Une voiture de police de nuit (image d'illustration). — C. Allain / 20 Minutes

Le mari et meurtrier présumé de Razia, Afghane de 34 ans poignardée à mort en pleine rue fin octobre à Besançon, sera extradé vendredi par les autorités grecques vers la France, a annoncé ce mercredi Etienne Manteaux, procureur de la République à Besançon.

« Monsieur Rafid Askari, assassin présumé de son épouse le 30 octobre à Besançon, sera remis aux autorités judiciaires françaises à l’aéroport de Roissy le vendredi 30 novembre au soir, moins de 30 jours après son arrestation », a précisé le magistrat. « Il sera présenté à un juge des libertés et de la détention à Bobigny puis à un magistrat instructeur de Besançon en début de semaine prochaine », a ajouté le procureur.

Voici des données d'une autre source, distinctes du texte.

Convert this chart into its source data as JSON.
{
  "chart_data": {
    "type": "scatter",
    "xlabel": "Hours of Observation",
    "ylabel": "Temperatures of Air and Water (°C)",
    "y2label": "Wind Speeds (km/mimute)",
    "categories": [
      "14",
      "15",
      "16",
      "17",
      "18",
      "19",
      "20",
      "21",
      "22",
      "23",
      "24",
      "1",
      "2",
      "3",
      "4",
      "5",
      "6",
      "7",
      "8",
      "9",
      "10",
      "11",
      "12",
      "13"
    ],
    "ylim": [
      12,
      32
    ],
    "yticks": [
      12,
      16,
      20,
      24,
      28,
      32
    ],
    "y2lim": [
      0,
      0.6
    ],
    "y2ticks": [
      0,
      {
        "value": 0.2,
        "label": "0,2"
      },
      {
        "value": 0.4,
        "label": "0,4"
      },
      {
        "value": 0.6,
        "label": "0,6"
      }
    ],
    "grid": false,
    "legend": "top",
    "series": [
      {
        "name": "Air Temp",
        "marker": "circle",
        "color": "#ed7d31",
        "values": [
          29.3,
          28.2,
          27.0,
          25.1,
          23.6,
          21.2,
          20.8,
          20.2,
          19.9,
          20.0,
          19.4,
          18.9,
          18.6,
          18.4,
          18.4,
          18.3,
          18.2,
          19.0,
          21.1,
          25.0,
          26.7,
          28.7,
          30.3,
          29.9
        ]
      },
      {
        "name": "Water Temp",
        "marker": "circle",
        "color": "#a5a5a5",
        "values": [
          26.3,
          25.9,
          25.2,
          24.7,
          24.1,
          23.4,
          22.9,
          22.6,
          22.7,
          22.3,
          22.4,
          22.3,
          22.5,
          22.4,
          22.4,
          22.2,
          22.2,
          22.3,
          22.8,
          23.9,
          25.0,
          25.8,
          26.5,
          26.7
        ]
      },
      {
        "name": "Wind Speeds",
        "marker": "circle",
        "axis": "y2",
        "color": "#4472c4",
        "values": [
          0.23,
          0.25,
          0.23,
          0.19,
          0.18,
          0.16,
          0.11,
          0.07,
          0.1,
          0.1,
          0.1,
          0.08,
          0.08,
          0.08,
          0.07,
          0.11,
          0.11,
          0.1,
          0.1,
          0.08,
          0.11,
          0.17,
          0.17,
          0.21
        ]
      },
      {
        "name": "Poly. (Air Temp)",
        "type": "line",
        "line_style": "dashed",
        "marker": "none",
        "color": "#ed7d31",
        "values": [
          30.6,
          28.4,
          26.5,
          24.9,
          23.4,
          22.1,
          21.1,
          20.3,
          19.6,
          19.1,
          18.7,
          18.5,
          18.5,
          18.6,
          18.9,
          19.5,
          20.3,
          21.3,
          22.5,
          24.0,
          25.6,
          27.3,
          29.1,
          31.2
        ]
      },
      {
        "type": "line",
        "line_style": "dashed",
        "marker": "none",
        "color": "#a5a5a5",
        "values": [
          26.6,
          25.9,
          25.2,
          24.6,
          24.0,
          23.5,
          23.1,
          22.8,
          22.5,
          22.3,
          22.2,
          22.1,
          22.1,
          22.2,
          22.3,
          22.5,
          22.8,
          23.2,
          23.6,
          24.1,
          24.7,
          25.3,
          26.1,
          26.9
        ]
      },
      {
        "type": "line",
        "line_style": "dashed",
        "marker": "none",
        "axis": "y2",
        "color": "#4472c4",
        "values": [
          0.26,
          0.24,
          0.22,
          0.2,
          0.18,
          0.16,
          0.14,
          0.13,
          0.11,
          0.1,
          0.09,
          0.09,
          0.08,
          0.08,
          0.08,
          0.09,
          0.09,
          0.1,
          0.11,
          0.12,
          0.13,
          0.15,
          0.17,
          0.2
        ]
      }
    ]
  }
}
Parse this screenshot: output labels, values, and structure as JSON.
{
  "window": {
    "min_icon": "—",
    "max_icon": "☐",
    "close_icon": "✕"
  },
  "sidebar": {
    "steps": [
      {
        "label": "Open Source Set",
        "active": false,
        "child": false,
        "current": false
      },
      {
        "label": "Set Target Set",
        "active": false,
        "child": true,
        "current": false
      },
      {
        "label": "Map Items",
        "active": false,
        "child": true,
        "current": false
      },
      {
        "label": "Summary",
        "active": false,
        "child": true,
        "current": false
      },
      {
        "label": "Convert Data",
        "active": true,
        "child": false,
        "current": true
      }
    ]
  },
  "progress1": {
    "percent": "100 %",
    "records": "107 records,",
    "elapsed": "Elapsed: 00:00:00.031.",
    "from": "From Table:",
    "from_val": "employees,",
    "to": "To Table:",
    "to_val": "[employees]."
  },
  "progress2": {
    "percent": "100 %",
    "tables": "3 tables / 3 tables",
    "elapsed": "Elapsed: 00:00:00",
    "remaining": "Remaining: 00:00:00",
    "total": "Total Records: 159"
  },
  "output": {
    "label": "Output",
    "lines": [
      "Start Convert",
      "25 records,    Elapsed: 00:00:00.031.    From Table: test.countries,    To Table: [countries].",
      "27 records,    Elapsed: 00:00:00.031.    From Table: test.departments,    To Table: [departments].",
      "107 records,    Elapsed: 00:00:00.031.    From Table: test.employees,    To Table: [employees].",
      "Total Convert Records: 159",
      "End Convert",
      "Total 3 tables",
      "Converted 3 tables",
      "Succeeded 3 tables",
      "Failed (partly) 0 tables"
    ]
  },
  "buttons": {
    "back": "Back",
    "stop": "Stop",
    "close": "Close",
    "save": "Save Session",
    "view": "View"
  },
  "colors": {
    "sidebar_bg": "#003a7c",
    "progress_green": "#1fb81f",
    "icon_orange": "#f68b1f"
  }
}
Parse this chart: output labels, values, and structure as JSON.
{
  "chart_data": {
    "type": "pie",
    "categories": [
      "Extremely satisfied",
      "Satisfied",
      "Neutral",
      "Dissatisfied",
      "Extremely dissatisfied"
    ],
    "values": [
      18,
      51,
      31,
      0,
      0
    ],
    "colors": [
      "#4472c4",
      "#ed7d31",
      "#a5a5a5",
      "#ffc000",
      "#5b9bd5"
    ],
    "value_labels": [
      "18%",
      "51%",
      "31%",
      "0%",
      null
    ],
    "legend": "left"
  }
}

Des « indices forts » contre le mari

Rafid Askari, un Afghan de 38 ans, avait été arrêté par les policiers grecs à l’aéroport d’Athènes, trois jours après la mort de son épouse. Il avait accepté ensuite d’être extradé vers la France, renonçant à contester cette extradition devant la justice grecque. « Nous disposons d’indices forts pour démontrer sa culpabilité, dans la mesure où il a, par des messages, déjà admis qu’il était l’auteur des faits », avait expliqué le procureur au lendemain de son arrestation.

Razia a été tuée de plusieurs coups de couteau au torse et au cou en revenant de ses courses, entraînant sa mort. Des témoignages et des images de vidéosurveillance ont fait de lui le principal suspect après le drame qui avait suscité une vive émotion.

Plusieurs plaintes pour violences conjugales

Elle était logée depuis un an dans un appartement d’une association à Besançon qui accompagne les femmes victimes de violences conjugales. Elle avait déposé plusieurs plaintes contre son mari, à Marseille et à Besançon, pour violences volontaires sur conjoint, violences aggravées et menaces de mort réitérées. Après avoir demandé le divorce, elle avait obtenu en juillet une ordonnance de protection délivrée par un juge des affaires familiales, interdisant à son mari de l’approcher.

Elle a laissé trois enfants de 9, 12 et 16 ans, les deux plus jeunes faisant désormais l’objet d’un placement provisoire décidé par la justice.